Menjadi Santri, Abdul Mu’ti: Itu Tak Perlu Didikotomi
Garut: Sekretaris Umum Pimpinan Pusat Muhammadiyah Abdul Mu’ti mengatakan bahwa saat ini Pondok Pesantren di Indonesia telah memiliki banyak perubahan. Namun perubahan yang terjadi tidak lah meninggalkan lima hakekat kelebihan pesantren.
Santri, lanjut Mu’timerupakan kategori religuitas dari sebuah komunitas yang memiliki khas dengan kepesantrenan. Yang mana akhir-akhir ini kemudian santri telah menjadi kelompok komunal yang dianggap sebagai bagian dari kelompok tertentu.
“Ada pergeseran seperti itu. Ini mengalami reduksi, sehingga seharusnya santri itu tidak perlu dikotomi,” ungkap Mu’ti dalam acara Rapat Koordinasi Nasional (Rakornas) Lembaga Pengembangan Pondok Pesantren Muhammadiyah (LP3M) pada Selasa (17/10/2017) yang bertempat di Pondok Pesantren Darul Arqam Muhammadiyah.
Mu’ti mengatakan, saat ini dikotomi antara tradisionalis dan modernitas sudah hampir punah. Hal ini terjadi sejalan dengan perkembangan dunia pendidikan.
“Melalui pendidikan maka potensi untuk menghaluskan sekat antara konotasi pesantren yang buruk dapat terjawab,” ungkap Mu’ti.
Selain itu, Mu’ti juga mengatakan bahwa seorang santri harus punya keunggulan dalam kesalehan dalam beragama.
“Santri sholat terus itu biasa, tapi harus punya kelebihan yang lain. Santri harus menguasai Al-Quran. Santri juga harus mempunyai kekuatan dari sisi kepribadian, ciri-ciri tersebut harus melekat pada santri,” tegas Mu’ti.
Pesantren berkemajuan harus mampu menjawab banyak stereotip pada santri.

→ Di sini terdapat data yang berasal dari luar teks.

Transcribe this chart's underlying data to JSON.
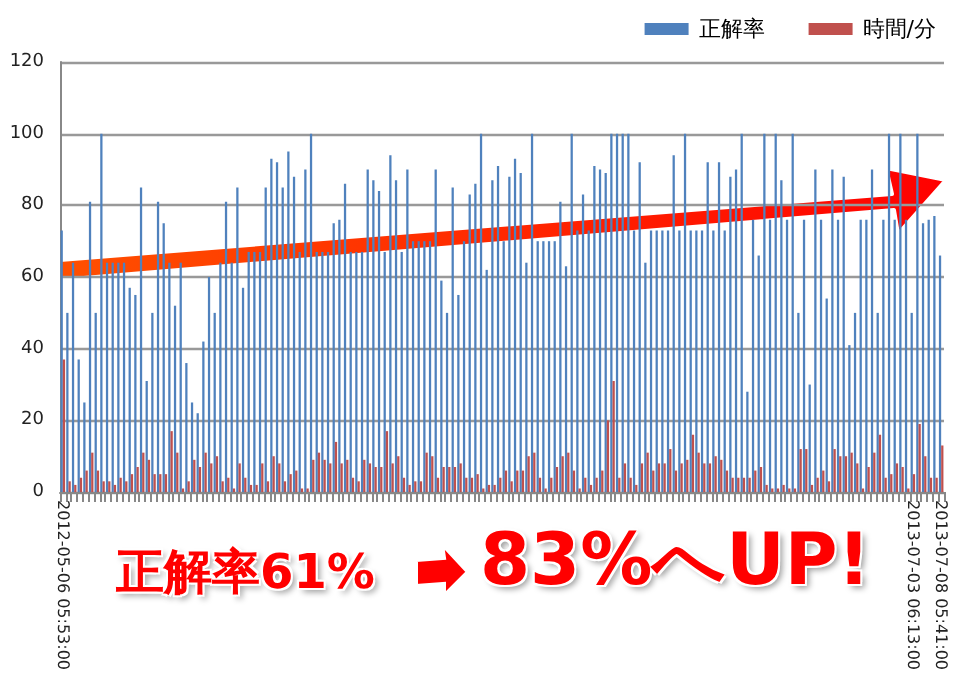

Maka dengan itu Pesantren Muhammadiyah harus punya keunggulan, jika tidak maka keunggulan Muhammadiyah dalam pesantren tidak akan dipilih.
“Pesantren menjadi instansi unggulan yang harus punya kelebihan dibanding sekolah biasa. Pesantren Muhammadiyah harus tetap terintegrasi dengan sekolah-sekolah maju sehingga bisa melahirkan generasi agamis yang juga punya intelektual,” terang Mu’ti.
Pesantren Muhammadiyah juga harus mampu membentuk santri yang paham persoalan agama namun tetap bisa mengkaji ilmu-ilmu modern, menjadi ulama yang intelek dan intelek yang ulama.
“Pesantren juga harus menjadikan santri yang punya keterampilan, sehingga bisa mendorong santri terjun ke dunia kerja. Skill harus ada dan harus mendapat pengakuan. Sehingga lulusan pesantren punya kesempatan lebih besar untuk tampil memimpin, baik memimpin agama maupun memimpin Negara,” tutup Mu’ti. (adi)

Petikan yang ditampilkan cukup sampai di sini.